Required VPC endpoints for SageMaker in private subnets:
| VPC Endpoint | Type | Purpose | What Breaks Without It |
|---|---|---|---|
| S3 | Gateway | Read/write training data and model artifacts | Training job can't access data |
| SageMaker API | Interface | API calls (CreateTrainingJob, etc.) | Can't launch or manage jobs |
| SageMaker Runtime | Interface | Invoke endpoints for inference | Endpoint invocations fail |
| CloudWatch Logs | Interface | Push training/inference logs | No visibility into job output |
| ECR | Interface (api + dkr) | Pull container images | "Unable to pull image" errors |
| STS | Interface | Assume IAM roles | Role-based access fails silently |
The cost of VPC endpoints is a practical consideration the exam may reference. Interface endpoints (PrivateLink) cost ~$0.01/hour per AZ plus data processing charges. For a SageMaker deployment requiring five interface endpoints across two AZs, that's ~$73/month in endpoint costs alone — acceptable for production but potentially wasteful for development environments. Gateway endpoints (S3, DynamoDB) are free.

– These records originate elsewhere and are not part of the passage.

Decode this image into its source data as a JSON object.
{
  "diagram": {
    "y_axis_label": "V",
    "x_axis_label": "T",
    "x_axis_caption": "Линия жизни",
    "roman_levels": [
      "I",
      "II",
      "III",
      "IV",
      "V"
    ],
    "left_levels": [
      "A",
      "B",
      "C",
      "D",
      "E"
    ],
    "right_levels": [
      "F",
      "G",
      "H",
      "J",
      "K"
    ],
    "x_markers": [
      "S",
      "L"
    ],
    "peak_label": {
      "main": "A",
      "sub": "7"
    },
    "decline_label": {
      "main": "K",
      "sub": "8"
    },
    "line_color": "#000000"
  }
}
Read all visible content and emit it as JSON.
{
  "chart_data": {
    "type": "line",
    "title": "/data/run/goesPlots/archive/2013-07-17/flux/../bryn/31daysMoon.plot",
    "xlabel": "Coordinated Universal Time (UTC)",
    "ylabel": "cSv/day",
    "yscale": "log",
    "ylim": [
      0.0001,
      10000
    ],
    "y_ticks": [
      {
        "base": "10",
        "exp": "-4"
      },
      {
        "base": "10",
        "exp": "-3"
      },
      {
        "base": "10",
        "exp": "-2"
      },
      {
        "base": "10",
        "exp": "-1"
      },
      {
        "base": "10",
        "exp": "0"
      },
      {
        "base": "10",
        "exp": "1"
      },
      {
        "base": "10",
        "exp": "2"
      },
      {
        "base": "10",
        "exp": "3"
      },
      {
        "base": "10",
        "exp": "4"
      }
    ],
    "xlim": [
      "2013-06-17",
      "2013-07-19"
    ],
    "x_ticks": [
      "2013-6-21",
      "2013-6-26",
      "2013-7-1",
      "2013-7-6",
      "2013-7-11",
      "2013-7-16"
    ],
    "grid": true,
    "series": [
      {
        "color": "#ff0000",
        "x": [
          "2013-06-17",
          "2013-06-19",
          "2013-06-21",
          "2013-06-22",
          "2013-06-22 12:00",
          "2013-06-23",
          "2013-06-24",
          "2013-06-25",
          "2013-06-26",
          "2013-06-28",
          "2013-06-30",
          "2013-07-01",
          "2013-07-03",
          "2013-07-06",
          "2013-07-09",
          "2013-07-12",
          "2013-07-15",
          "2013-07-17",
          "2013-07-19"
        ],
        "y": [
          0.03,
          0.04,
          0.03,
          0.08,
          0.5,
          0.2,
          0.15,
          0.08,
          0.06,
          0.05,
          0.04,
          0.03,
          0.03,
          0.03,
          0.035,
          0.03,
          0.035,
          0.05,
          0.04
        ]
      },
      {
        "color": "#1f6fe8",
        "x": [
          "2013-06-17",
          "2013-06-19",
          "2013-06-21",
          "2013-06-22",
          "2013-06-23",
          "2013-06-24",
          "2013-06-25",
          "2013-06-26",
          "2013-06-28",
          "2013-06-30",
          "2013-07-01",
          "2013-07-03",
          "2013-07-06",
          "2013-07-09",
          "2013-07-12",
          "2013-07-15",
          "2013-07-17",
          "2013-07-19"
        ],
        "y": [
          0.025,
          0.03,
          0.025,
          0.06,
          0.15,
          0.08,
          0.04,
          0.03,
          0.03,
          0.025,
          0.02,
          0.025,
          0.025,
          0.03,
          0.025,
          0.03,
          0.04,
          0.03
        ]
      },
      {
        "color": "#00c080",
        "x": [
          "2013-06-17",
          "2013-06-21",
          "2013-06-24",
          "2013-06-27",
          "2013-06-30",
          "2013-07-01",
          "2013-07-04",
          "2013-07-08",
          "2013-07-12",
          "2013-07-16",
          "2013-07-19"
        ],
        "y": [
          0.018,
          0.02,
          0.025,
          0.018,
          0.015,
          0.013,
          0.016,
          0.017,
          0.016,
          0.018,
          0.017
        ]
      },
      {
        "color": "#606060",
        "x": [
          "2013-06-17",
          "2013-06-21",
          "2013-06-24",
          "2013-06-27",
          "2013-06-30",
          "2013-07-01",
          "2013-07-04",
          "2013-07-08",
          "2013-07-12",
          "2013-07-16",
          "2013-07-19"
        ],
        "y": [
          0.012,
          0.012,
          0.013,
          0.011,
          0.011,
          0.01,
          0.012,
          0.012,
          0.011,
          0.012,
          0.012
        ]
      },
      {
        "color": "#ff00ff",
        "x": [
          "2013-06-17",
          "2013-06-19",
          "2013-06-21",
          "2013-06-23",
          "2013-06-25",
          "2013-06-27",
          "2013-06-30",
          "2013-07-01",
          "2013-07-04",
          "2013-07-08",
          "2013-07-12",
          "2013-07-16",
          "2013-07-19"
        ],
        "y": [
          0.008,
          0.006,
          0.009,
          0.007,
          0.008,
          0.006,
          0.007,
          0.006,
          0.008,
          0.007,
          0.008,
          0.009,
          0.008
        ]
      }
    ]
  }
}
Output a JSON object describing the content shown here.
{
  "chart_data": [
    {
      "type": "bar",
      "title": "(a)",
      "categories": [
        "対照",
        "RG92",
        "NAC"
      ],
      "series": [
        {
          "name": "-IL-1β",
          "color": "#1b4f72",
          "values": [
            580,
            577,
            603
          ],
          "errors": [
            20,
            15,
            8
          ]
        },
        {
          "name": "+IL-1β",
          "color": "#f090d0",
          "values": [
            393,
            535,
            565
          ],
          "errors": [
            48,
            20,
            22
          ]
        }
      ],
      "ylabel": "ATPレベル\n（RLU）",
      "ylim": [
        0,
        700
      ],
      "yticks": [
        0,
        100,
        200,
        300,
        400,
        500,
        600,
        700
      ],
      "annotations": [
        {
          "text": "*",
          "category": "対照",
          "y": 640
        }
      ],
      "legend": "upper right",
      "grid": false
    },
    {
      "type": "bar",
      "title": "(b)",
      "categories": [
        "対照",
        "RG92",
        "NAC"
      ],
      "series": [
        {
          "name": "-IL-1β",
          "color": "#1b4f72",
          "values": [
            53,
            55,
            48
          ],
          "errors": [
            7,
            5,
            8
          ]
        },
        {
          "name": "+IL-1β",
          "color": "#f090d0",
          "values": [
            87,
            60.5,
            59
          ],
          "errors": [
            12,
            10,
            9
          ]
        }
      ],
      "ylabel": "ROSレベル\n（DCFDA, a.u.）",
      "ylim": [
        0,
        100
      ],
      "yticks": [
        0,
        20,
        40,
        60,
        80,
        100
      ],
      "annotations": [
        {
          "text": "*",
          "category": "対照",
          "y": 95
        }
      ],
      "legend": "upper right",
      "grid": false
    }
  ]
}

Security groups for SageMaker in VPC mode must allow outbound traffic on port 443 (HTTPS) to the VPC endpoint IP ranges. SageMaker also requires at least two subnets in different AZs for high availability. A common deployment mistake is configuring a single subnet, which causes endpoints to lack failover capability.
⚠️ Exam Trap: "VPC mode" and "network isolation" are different. VPC mode runs the job inside your VPC (can still access services via VPC endpoints). Network isolation blocks all outbound network access. If a question says "no internet access but needs to write logs to CloudWatch," the answer is VPC mode with VPC endpoints—not network isolation (which would block CloudWatch access too).
Reflection Question: A training job in VPC mode fails with "Unable to pull container image from ECR." What VPC configuration is likely missing?